14

I'm running a set of load tests to determine the performance of the following setup:

Node.js test suite (client) --> StatsD (server) --> Graphite (server)

In short, the node.js test suite sends a set amount of metrics every x seconds to a StatsD instance which is located on another server. StatsD then in turn flushes the metrics every second to a Graphite instance located on the same server. I then look at how many metrics were actually sent by the test suite and how many were received by Graphite to determine the packet loss between the test suite and Graphite.

However I noticed that I sometimes got very large packet drop rates (note that it's being sent with the UDP protocol), ranging from 20-50%. So that's when I started looking into where these packets were being dropped, seeing as it could be some performance issue with StatsD. So I started logging the metrics in every part of the system to track down where this drop occured. And this is where things get weird.
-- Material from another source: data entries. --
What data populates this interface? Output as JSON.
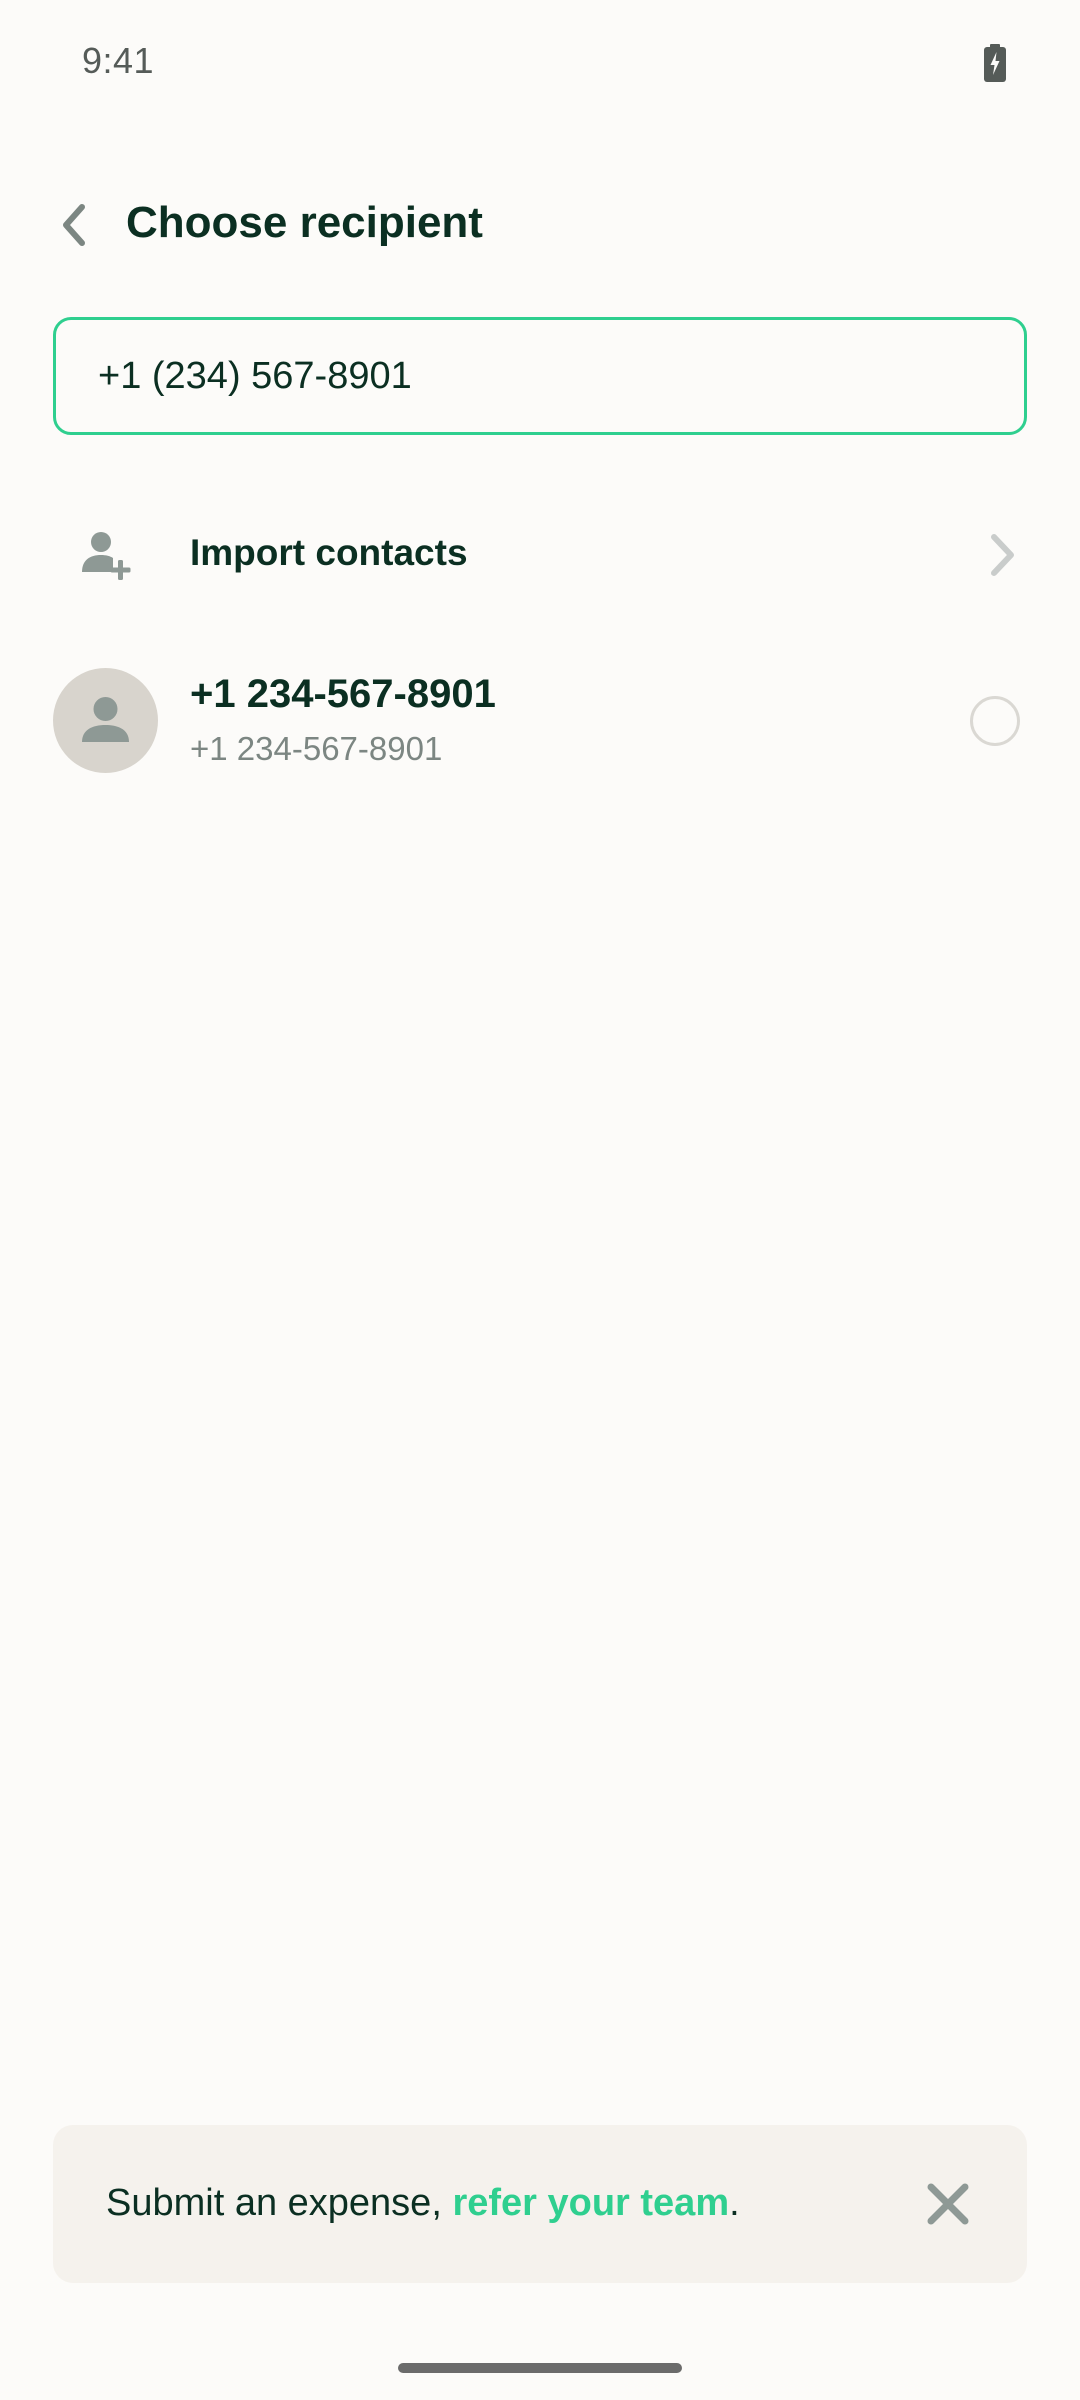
{
  "status_bar": {
    "time": "9:41",
    "battery_icon": "battery-charging-icon"
  },
  "header": {
    "back_icon": "chevron-left-icon",
    "title": "Choose recipient"
  },
  "search": {
    "value": "+1 (234) 567-8901",
    "border_color": "#2fcf8f"
  },
  "import_contacts": {
    "icon": "add-user-icon",
    "label": "Import contacts",
    "chevron_icon": "chevron-right-icon"
  },
  "contacts": [
    {
      "name": "+1 234-567-8901",
      "subtitle": "+1 234-567-8901",
      "avatar_icon": "person-icon",
      "selected": false
    }
  ],
  "banner": {
    "text_prefix": "Submit an expense, ",
    "link_text": "refer your team",
    "text_suffix": ".",
    "close_icon": "close-icon",
    "link_color": "#2fcf8f"
  },
  "colors": {
    "accent": "#2fcf8f",
    "text_primary": "#0b2f22",
    "text_secondary": "#7c8682",
    "background": "#fcfbf9"
  }
}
I'm using tcpdump to create a capture file which I inspect after the test is done running. But whenever I run the tests with tcpdump running, the packet loss is almost nonexistent! It looks like tcpdump is somehow increasing the performance of my tests and I can't figure out why and how it does this. I'm running the following command to log the tcpdump messages on both server and client:

tcpdump -i any -n port 8125 -w test.cap

In one particular test case I'm sending 40000 metrics/s. The test while running tcpdump has a packet loss of about 4% while the one without has a packet loss of about 20%

Both systems are running as Xen VM's with the following setup:

  • Intel Xeon E5-2630 v2 @ 2.60GHz
  • 2GB RAM
  • Ubuntu 14.04 x86_64

Things I already checked for potential causes:

  • Increasing the UDP buffer receive/send size.
  • CPU load affecting the test. (max. load of 40-50%, both client and server side)
  • Running tcpdump on specific interfaces instead of 'any'.
  • Running tcpdump with '-p' to disable promiscuous mode.
  • Running tcpdump only on server. This resulted in the packet loss of 20% occuring and seems to not impact the tests.
  • Running tcpdump only on the client. This resulted in increased performance.
  • Increasing netdev_max_backlog and netdev_budget to 2^32-1. This made no difference.
  • Tried every possible setting of promiscuous mode on every nic (server on and client off, server off and client on, both on, both off). This made no difference.
Ruben Homs
  • 149
  • 7
  • 3
    One thing that tcpdump does by default is put your network interface into promiscuous mode. You might want to pass the `-p` option to skip doing that to see if it makes a difference. – Zoredache Apr 30 '15 at 16:49
  • So you're running tcpdump on both the client and on the server, and the packet loss rate drops? What happens if you run it only on the client, and what happens if you run it only on the server? (And, yes, also try turning promiscuous mode off, and perhaps also try capturing on the specific network interface used for the test rather than the "any" device, to see if *that* makes a difference.) –  Apr 30 '15 at 19:41
  • Thanks for your comments. I tried both of your recommendations and edited my question to reflect what I tried, but this did not affect the problem. – Ruben Homs May 01 '15 at 08:39
  • Does putting nics on both machines to promiscuous mode have the same effect as running tcpdump? `ifconfig eth0 promisc` enables and `ifconfig eth0 -promisc` disables promiscuous mode on eth0. If it makes difference, try comparing the 4 possible combinations of promisc on/off on both machines. That might help pinpoint the source of the problems. – Fox May 04 '15 at 08:52
  • @Fox Thanks for the reply! I tried all possible combinations for all nic's, but with no difference in results. I updated my question to reflect this. – Ruben Homs May 04 '15 at 09:57

4 Answers4

12

When tcpdump is running, it will be fairly prompt at reading in the incoming frames. My hypothesis is that the NIC's packet ring buffer settings may be a bit on the small size; when tcpdump is running it is getting emptied in a more timely manner.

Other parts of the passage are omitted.